Its NOT Me

Merokok atau enggak, siapa yang harus toleransi?

oleh DerielHD

9 October 2018

Saya rasa hampir semua orang sepakat bahwa asap rokok itu cukup mengganggu. Apalagi bagi sebagian orang yang alergi terhadap asap rokok. Rasanya ya, jika ada orang yang merokok disamping kita, bawaannya pengen nabok aja. Sulit memang untuk merubah kebiasaan merokok seseorang yang sudah berlangsung bertahun tahun, bahkan puluhan tahun. Saya ingat ketika masa-masa SMP dulu, beberapa dari teman saya sudah mulai merokok, dan hingga saat ini usia mereka sudah menginjak kepala tiga bahkan ada yang sudah kepala 4, merokok seolah tak lepas dari aktifitas sehari-hari.

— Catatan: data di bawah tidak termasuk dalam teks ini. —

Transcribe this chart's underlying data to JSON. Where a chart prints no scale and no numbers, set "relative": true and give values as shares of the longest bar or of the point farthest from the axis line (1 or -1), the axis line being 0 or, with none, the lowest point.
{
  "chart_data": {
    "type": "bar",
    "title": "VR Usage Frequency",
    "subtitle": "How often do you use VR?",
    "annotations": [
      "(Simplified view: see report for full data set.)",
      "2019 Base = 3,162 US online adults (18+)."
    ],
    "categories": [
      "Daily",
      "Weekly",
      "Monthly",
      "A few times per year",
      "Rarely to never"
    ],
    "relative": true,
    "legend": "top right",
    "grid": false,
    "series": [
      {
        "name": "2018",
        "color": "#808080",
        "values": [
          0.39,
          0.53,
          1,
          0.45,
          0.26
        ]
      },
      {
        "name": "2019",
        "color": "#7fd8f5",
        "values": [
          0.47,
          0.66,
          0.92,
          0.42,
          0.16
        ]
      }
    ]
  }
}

Pertanyaannya, siapa yang harus menahan diri atau bertoleransi? Apakah si perokok atau yang nggak merokok? Pertanyaan ini muncul ketika kami sedang rapat untuk membahas kegiatan yang akan diselenggarakan oleh Yayasan Hidayah Bangsa. Ada panitia yang gak pernah lepas dari yang namanya rokok, setiap memesan ruangan untuk rapat, dia selalu pesennya yang smoking room atau mesennya di luar ruangan supaya dia bisa merokok. Kemudian dengan iseng rekan panitia yang lainnya bertanya, “mengapa kami yang tidak merokok yang harus selalu mengalah?”

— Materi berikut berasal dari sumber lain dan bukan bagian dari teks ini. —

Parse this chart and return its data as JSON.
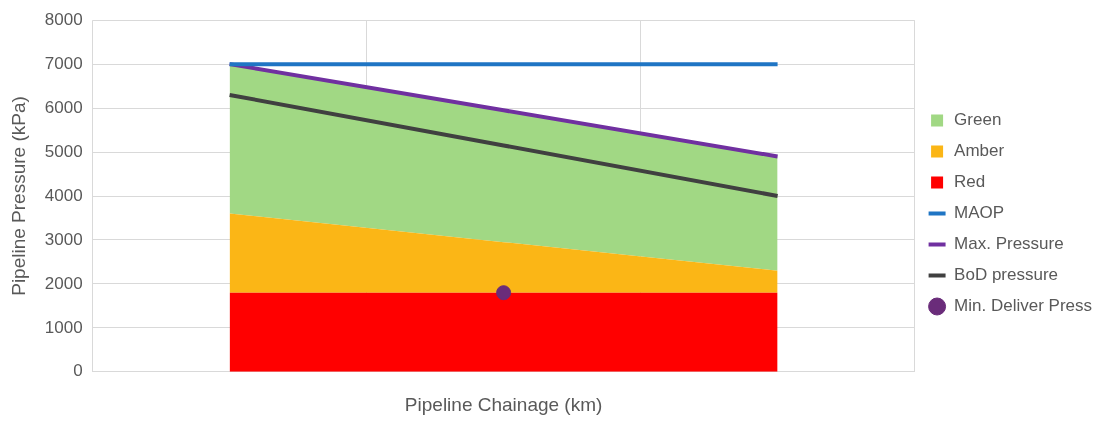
{
  "chart_data": {
    "type": "area",
    "xlabel": "Pipeline Chainage (km)",
    "ylabel": "Pipeline Pressure (kPa)",
    "categories": [
      null,
      null,
      null
    ],
    "stacked": true,
    "ylim": [
      0,
      8000
    ],
    "yticks": [
      0,
      1000,
      2000,
      3000,
      4000,
      5000,
      6000,
      7000,
      8000
    ],
    "grid": true,
    "legend": "right",
    "series": [
      {
        "name": "Red",
        "type": "area",
        "color": "#ff0000",
        "values": [
          1800,
          1800,
          1800
        ]
      },
      {
        "name": "Amber",
        "type": "area",
        "color": "#fbb616",
        "values": [
          1800,
          1150,
          500
        ]
      },
      {
        "name": "Green",
        "type": "area",
        "color": "#a1d884",
        "values": [
          3400,
          3000,
          2600
        ]
      },
      {
        "name": "MAOP",
        "type": "line",
        "color": "#1f75c4",
        "values": [
          7000,
          7000,
          7000
        ]
      },
      {
        "name": "Max. Pressure",
        "type": "line",
        "color": "#7030a0",
        "values": [
          7000,
          5950,
          4900
        ]
      },
      {
        "name": "BoD pressure",
        "type": "line",
        "color": "#404040",
        "values": [
          6300,
          5150,
          4000
        ]
      },
      {
        "name": "Min. Deliver Press",
        "type": "scatter",
        "color": "#6a2c7a",
        "marker": "circle",
        "values": [
          null,
          1800,
          null
        ]
      }
    ]
  }
}
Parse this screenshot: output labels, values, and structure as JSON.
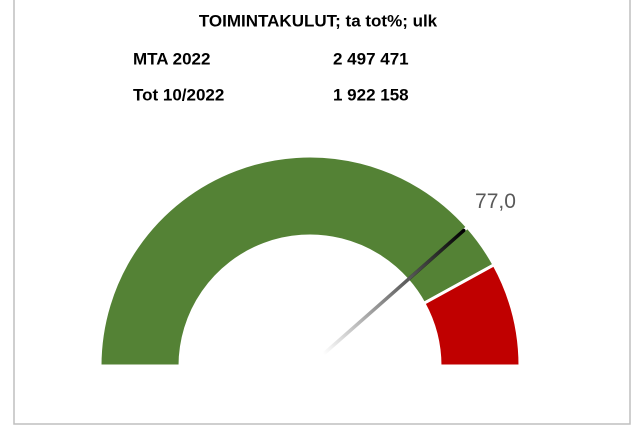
{
  "chart_data": {
    "type": "gauge",
    "title": "TOIMINTAKULUT; ta tot%; ulk",
    "rows": [
      [
        "MTA 2022",
        "2 497 471"
      ],
      [
        "Tot 10/2022",
        "1 922 158"
      ]
    ],
    "lim": [
      0,
      100
    ],
    "segments": [
      77,
      7,
      16
    ],
    "colors": [
      "#548235",
      "#548235",
      "#c00000"
    ],
    "value": 77,
    "value_label": "77,0",
    "needle_color": "#000000"
  }
}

baca juga : Harga sebuah pengakuan

Pertanyaan yang saat itu langsung membuat kami semua terdiam. Benar sekali, pada kenyataannya, kita yang tidak merokok memang selalu mengalah, padahal kita adalah korban mereka. Survey membuktikan bahwa yang lebih rentan untuk terkena penyakit yang mematikan atau terkena dampak buruk dari asap rokok justru adalah mereka yang merupakan perokok pasif atau yang menghirup asap yang dihembuskan oleh si perokok. Lantas, kenapa kita harus mengalah? Bukankah itu sama saja dengan kita dengan sengaja memberikan tubuh kita kepada penyakit?

Merokok

Ilustrasi : google

Bagi saya yang seharusya mengalah itu adalah mereka yang merokok, supaya yang sehat tidak menjadi pesakitan seperti mereka. Dan bukankah merupakan suatu hal yang baik jika, demi kesenangan diri sendiri, sanggup untuk membuat orang lain terganggu. Kecuali jika si perokok memang sudah gak punya kepekaan sama sekali atau sudah mati rasa terhadap kemanusiaan.

Hingga saat ini saya masih belum mendengar alasan yang paling masuk akal mengenai mengapa sebagian besar perokok susah untuk berhenti dari kebiasaan buruknya itu. Beberapa orang teman saya yang katanya ingin berhenti malah mengeluhkan betapa sulitnya untuk menghilangkan kebiasaan itu, katanya mulut terasa asam dan pekat hingga akhirnya mereka memutuskan untuk kembali merokok.

baca juga : Manusia tanpa hati

Memang ya, yang namanya lepas dari kebiasaan buruk merupakan hal yang sulit dan sangat membutuhkan niat dari pribadi orang itu sendiri. Tidak ada sesuatupun yang bisa diraih dengan cara yang instan, namun jika tujuannya sudah tercapai, saya yakin ada rasa nikmat yang sangat luar biasa bagi orang tersebut.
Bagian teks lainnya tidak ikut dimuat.